Last Friday, the SEC released its long awaited proposed rules for crowdfunding or put another way: how to find investors online. The new rules and proposed amendments are designed to assist smaller companies with capital formation and provide investors with additional protections.
The final rules, called “Regulation Crowdfunding,” permit individuals to invest in startups via crowdfunding transactions subject to certain investment limits. The rules also limit the amount of money startups can raise using the crowdfunding exemption, impose disclosure requirements on companies for certain information about their business and securities offering, and create a regulatory framework for the broker-dealers and funding portals that facilitate the crowdfunding transactions.
The rules would allow companies to raise $1M online through crowdfunding in a 12-month period by expanding the universe of investors beyond typical angel investors and those who otherwise are “accredited” within the meaning of the securities laws. In fact, under the new rules, people who never would have thought about investing in startups will be able to go online and invest their hard earned money in early stage companies and promising entrepreneurs.
So these rules will revolutionize the way companies raise seed and series A rounds, provide new and much-needed capital alternatives, bring the arcane regulation of securities into the 21st century, and allow companies to raise money faster and more efficiently than ever before all the while harnessing the infinitesimal power of the Internet—right?
Not so much.
- Fees.
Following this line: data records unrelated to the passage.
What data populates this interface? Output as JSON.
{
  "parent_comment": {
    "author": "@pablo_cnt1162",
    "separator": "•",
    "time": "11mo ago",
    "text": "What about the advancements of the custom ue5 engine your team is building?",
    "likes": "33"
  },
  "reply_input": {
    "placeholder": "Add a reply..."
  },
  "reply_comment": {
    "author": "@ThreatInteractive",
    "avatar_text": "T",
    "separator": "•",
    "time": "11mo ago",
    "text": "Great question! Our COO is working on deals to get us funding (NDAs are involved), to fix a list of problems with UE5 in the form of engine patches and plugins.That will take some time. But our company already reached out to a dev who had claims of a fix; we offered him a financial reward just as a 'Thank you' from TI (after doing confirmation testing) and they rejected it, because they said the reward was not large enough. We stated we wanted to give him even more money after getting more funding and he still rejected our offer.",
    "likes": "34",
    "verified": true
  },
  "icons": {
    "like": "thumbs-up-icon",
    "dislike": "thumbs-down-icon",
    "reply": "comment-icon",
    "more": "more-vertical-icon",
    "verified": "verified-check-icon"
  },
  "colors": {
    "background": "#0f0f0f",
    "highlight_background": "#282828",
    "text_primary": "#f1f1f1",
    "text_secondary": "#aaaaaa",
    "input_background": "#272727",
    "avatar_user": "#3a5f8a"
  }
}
All transactions relying on the new rules would be required to take place through an SEC-registered intermediary, either a broker-dealer or a funding portal—and that means transaction fees. The rules don’t contemplate that companies will be selling securities to a new category of investors directly from individual company websites.
- Information Requirements. Companies that rely on the recommended rules to conduct a crowdfunding offering must file certain information directly with the SEC —including financials that are reviewed or audited by an independent accountant. They also must provide this information to investors and the intermediary facilitating the offering. On top of that initial filing package, companies relying on the crowdfunding exemption also then would be required to file an annual report with the SEC and provide it to investors. Compiling all that information, whether financial statements or updates for investors in a form appropriate for filing with the SEC, won’t be cheap, easy or fast.
- Unsuitable Investors. Companies undaunted by the additional time, expense, and information requirements of the new rule would be able to reach a new group of less wealthy and less sophisticated investors online and worldwide. Even investors with a net worth or net income of less than $100k will be able to invest.
What could possibly go wrong with that scenario?
Hmmm…..do companies that hope to attract institutional or strategic investment at a later round really want a large group of unsophisticated investors in their cap table? I’ll bet that the answer will be “no” for most promising companies.
Many successful companies get started with a few smart well-heeled investors who can fend for themselves in all matters financial while in turn attracting others like them. Finding and interacting with those potential investors in person, whether through an angel group or old-fashioned serendipity is far more effective than searching for random strangers with money online.
I wish the SEC would focus on how best to allow incentives for those angels themselves to receive commissions (for introductions to other angels) than on “democratizing” investments in early stage—and therefore—risky enterprises, but that is a post for another day……
In short, I don’t see the new rules changing much about the way thoughtful entrepreneurs go about developing a financing strategy, at least in the near term. We’ll hear much more about these rules in the days to come. The new rules and forms should be effective in about six months.